Projects that require this kind of engineering work aren’t cheap. Funding has historically come from organizations like the Trout and Salmon Foundation, Trout Unlimited, members of the Battenkill Watershed Alliance, and Orvis, along with state and federal grants.
Browning said the expense of stabilizing the bank near the “Green River Slide” will be worthwhile.
“It’s maintaining the integrity of the whole system,” she said. “The Battenkill, below the confluence with the Green River, is going to be affected by the excess sedimentation. It affects the habitat there, and then it affects it down in New York.”
While new habitat structures have been continually installed for more than 10 years, Fetterman says there’s more work to be done. Based in New York, his work in the Battenkill watershed, which crosses the state line, is focused as much on growing natural habitat as installing it. Planting layers of trees along the banks of the river, for example, will help provide a sustainable habitat for fish.

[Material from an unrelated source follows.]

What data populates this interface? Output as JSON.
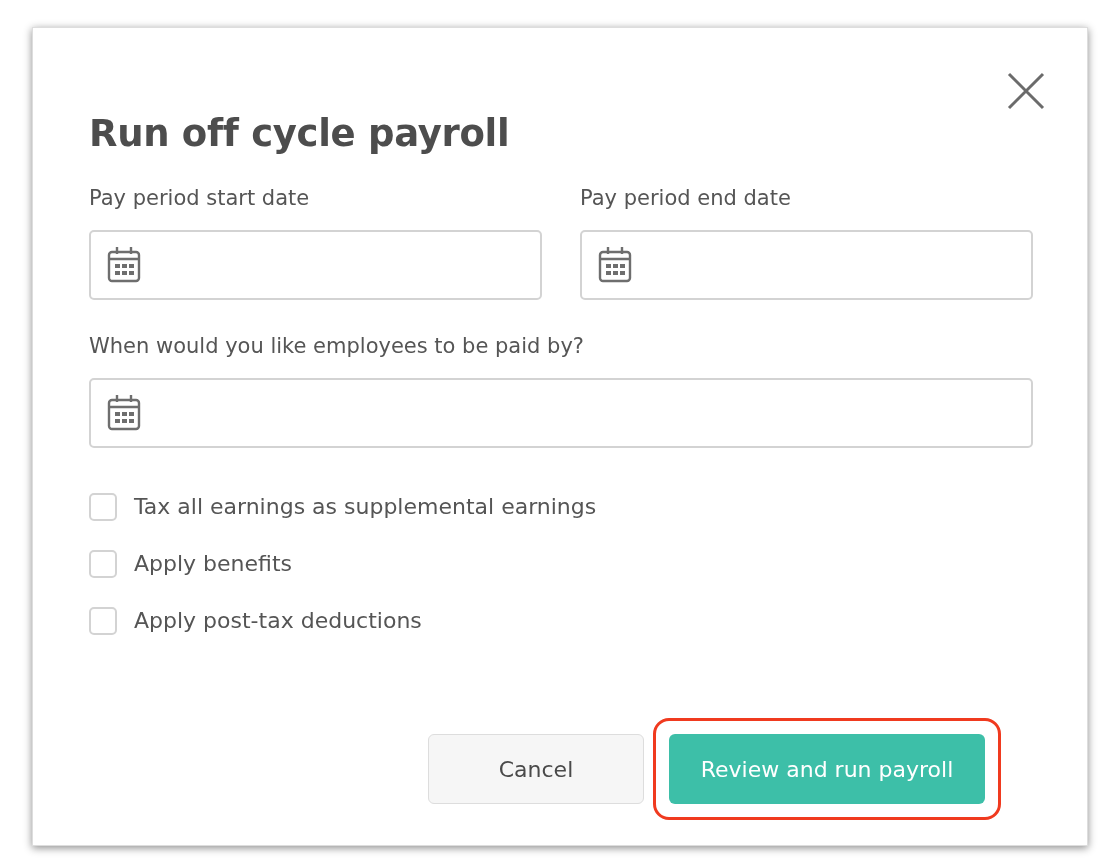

“We’ll always be going through this process of identifying projects in various spots, pursuing funding, actually implementing the project,” Fetterman said. “As far as knowing what point we say, OK, we did everything we could, I would say that’s down the road. I don’t know that we’ll ever say, ‘This is a natural environment now,’ but we’re going to get it as good as we can.”
Browning said one of the most difficult parts of the project is persuading landowners to make significant changes to banks near their properties. Having grown up on the Battenkill, when she makes the pitch, she makes it personal.
“We did work on my family’s property,” she said. “That’s how much I believe in what we’re doing.”